MacDonald, Donald
Donald MacDonald, trade unionist (b at Halifax 12 Sept 1909; d at Ottawa 25 Sept 1986). At age 17 MacDonald became a coal heaver on the Sydney docks. He joined the United Mine Workers and at age 21 became president of Local 4560. When the local struck in 1940 for a guaranteed weekly minimum wage, MacDonald was fired and blacklisted. He had a long and active interest in the CO-OPERATIVE MOVEMENT, which gave him a job. He helped to organize successful co-operative ventures in NS in housing, credit union and consumer fields. In 1941 he was elected Co-operative Commonwealth Federation MLA from Cape Breton South. He was CCF party leader in the legislature until 1945. In 1942 he joined the organizing staff of the CANADIAN CONGRESS OF LABOUR (CCL), becoming regional director of the Maritimes in 1945 and secretary-treasurer and chief executive officer of the CCL in 1951.

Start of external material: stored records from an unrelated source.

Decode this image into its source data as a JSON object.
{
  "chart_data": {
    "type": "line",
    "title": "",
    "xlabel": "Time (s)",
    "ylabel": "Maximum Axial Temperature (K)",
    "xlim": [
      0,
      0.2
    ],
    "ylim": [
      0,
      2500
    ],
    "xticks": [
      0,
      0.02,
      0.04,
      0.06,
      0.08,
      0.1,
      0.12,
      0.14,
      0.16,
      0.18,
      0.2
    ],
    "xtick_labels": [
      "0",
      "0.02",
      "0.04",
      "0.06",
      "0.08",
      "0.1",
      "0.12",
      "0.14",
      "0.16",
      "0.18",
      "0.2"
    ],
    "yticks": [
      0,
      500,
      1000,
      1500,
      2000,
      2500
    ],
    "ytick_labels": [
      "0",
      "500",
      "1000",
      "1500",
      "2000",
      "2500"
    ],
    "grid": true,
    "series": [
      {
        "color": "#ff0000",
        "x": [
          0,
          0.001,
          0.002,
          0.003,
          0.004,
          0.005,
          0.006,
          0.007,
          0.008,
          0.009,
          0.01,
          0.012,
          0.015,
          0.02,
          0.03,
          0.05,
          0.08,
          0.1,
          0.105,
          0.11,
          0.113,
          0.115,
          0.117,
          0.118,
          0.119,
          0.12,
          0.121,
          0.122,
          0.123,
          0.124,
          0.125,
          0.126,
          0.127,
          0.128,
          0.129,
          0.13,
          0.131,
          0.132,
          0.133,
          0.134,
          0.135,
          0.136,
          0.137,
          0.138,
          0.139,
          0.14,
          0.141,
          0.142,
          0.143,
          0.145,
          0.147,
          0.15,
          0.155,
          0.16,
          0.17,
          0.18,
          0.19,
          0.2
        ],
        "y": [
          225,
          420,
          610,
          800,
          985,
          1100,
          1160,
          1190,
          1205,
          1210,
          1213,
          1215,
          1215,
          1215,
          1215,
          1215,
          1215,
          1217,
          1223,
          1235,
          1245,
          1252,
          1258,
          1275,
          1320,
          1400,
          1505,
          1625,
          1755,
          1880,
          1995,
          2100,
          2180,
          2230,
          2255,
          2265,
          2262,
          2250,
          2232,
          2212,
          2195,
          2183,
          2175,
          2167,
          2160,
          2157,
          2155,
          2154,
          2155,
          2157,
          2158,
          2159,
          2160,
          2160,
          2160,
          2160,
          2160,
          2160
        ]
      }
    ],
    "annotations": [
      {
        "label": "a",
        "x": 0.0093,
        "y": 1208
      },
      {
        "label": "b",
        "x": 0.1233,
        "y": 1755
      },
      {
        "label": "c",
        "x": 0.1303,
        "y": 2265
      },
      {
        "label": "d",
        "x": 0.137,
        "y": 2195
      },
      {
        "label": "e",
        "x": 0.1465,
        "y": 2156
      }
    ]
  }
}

He played a major role in the merger negotiations which created the CANADIAN LABOUR CONGRESS in 1956 from a merger of the CCL and the Trades and Labour Congress of Canada, being elected secretary treasurer at the founding convention. He was appointed acting president of the CLC in September 1967 and was elected president in 1968. He was re-elected in 1970 and 1972 and resigned in 1974. In 1972 he was the first non-European to be elected president of the International Confederation of Free Trade Unions, retiring in 1974. Among his many honours were the Order of Canada, the Canadian Centennial Medal and the Federal Republic of Germany Award of Merit.